Cal Poly faculty will finish voting today on whether or not to authorize a two-day strike that would likely take place next month.

Results of the vote from all California State University campuses will be announced on Wednesday.

The strike vote stems from the failure of the California Faculty Association and CSU Administration to reach a consensus on a new faculty labor agreement, which has been in negotiations for nearly two years.

The CFA hopes the threat of a strike will force the administration to come to a settlement.

“Part of the strategy for having this vote is to bring both sides back to the negotiating table,” said Richard Saenz, physics professor and president of the CFA’s Cal Poly chapter. “As long as we’re negotiating, no one is going to strike.”

If the strike is authorized and implemented, faculty from CSU campuses across the state would participate in rolling two-day walkouts, likely throughout April. Separating the strikes would lengthen the process, Saenz said, hopefully creating more publicity for the faculty’s cause. The tactic would also have the least impact on students, he said.

Faculty would only strike as a last resort, Saenz said.

“Strikes don’t do anyone any good,” he said. “Students lose class, faculty lose money and the school gets bad publicity. But sometimes it’s necessary.”

A third party fact-finder is expected to finish a report in the coming days offering recommendations on reaching a settlement. The recommendations, which are nonbinding, will be made public later this month.

According to an official organization pamphlet, the CFA is seeking a 25.75 percent raise in salary over the next four years, including the current year. While the administration’s proposal comes close to matching this amount (24.87 percent over four years according to its Web site), the CFA claims a large portion that figure is based on unapproved government funding, making the offer far less than advertised.

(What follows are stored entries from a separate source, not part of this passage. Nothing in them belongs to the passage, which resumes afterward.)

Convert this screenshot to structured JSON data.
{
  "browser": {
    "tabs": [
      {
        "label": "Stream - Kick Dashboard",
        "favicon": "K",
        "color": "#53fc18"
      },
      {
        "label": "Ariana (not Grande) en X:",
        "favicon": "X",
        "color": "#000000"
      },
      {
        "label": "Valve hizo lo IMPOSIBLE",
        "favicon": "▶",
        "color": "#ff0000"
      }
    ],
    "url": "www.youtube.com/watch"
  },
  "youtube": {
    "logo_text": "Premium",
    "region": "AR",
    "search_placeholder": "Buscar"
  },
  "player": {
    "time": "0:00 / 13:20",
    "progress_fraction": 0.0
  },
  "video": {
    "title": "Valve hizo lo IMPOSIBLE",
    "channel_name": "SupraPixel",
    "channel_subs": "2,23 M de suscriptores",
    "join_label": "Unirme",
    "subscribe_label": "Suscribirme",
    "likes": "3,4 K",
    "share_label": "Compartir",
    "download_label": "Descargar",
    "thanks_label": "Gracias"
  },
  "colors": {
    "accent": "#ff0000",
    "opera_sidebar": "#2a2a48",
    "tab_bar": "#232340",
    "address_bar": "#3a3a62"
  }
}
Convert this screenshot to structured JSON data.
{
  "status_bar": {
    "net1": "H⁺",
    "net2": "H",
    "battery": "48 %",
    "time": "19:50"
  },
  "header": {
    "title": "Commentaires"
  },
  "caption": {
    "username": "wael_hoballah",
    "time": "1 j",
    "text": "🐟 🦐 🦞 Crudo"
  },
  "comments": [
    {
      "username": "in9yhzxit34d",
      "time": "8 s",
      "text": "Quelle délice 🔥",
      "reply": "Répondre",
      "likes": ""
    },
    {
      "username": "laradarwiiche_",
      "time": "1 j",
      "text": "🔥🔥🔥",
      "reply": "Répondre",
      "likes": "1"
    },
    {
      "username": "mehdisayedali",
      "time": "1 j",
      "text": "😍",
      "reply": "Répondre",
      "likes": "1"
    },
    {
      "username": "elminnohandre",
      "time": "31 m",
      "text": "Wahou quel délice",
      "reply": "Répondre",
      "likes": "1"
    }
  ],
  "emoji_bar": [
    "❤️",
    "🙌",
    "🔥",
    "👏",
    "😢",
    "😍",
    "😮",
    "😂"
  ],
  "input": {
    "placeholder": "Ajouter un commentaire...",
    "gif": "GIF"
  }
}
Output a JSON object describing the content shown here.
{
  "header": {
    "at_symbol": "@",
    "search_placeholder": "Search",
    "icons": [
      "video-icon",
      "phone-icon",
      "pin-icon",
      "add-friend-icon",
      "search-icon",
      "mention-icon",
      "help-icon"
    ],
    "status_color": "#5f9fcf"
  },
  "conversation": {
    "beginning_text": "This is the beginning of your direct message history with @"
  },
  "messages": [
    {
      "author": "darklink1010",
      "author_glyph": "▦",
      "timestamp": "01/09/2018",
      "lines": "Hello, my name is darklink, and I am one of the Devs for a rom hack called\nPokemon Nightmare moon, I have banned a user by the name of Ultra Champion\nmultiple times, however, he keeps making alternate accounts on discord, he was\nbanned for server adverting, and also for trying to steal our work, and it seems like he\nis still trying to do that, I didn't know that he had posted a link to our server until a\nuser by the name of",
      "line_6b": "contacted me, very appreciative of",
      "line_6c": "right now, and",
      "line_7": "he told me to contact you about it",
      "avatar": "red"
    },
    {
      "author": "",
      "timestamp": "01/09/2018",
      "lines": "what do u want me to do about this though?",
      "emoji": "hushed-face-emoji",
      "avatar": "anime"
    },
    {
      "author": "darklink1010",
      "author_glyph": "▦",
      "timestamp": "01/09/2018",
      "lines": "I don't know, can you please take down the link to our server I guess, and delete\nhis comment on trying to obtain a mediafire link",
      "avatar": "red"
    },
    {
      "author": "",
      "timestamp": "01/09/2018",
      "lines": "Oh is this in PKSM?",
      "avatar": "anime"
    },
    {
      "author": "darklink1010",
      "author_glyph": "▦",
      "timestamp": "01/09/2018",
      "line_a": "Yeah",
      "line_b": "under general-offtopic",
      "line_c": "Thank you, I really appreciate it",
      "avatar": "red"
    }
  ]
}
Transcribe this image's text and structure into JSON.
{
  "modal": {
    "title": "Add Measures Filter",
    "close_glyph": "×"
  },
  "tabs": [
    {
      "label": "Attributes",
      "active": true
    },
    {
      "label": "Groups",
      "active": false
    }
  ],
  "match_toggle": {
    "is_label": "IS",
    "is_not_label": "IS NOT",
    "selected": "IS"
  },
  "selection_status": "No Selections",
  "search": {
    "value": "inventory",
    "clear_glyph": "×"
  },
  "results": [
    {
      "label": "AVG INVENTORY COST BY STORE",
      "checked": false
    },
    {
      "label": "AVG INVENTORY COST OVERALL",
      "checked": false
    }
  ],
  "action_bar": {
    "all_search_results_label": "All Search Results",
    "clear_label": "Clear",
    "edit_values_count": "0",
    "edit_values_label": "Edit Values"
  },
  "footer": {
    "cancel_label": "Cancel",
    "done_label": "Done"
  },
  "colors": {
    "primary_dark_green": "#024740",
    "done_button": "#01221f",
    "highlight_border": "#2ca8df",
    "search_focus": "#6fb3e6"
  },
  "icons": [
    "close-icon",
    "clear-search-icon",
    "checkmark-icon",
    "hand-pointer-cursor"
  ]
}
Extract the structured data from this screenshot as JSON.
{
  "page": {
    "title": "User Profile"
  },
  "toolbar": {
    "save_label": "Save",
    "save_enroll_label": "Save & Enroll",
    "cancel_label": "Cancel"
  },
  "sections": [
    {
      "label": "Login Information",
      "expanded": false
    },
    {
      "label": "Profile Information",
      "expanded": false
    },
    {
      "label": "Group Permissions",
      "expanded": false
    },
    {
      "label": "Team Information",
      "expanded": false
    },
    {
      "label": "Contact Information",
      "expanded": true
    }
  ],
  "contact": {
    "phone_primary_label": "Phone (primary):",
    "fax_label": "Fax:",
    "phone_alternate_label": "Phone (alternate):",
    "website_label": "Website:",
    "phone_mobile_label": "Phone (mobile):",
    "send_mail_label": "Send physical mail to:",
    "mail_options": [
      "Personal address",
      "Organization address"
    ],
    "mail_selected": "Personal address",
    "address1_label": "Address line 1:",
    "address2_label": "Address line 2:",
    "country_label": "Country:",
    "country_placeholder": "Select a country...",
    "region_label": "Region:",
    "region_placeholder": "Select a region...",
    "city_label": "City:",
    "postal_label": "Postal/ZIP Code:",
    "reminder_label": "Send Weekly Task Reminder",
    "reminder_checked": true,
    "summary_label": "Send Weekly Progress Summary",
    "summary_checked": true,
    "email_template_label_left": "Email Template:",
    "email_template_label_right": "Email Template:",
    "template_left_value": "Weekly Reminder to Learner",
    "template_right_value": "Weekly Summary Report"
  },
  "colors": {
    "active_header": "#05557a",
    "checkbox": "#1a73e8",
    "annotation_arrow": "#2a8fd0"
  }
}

“Roughly nine percent of that proposal isn’t guaranteed,” Saenz said. “It’s smoke and mirrors on the administration’s part.”

Administration spokesperson Paul Browning said the administration’s proposal is excellent and one he is surprised the CFA hasn’t already accepted.

“It’s not a matter of faculty asking too much, it’s a matter of how much we have to give,” he said. “We’ve offered them the maximum amount we can.”

If CSU faculty do not receive a raise this year, they could be paid 18 percent less than faculty in comparable institutions nationwide, according to a report published last year by the Postsecondary Education Commission.

Mechanical engineering instructor Glen Thorncroft, in his ninth year at Cal Poly, said faculty need a pay raise to keep pace with the rising cost of living.

“The dollars we’re paid aren’t worth what they once were,” he said. “We’re already underpaid compared to our sister institutions. Specifically at Cal Poly, the cost of living is outrageous. All faculty come to Cal Poly knowing they won’t get rich, but we haven’t taken a vow of poverty.”

The faculty labor agreement expired in July 2005 and has been extended several times as negotiations have proceeded.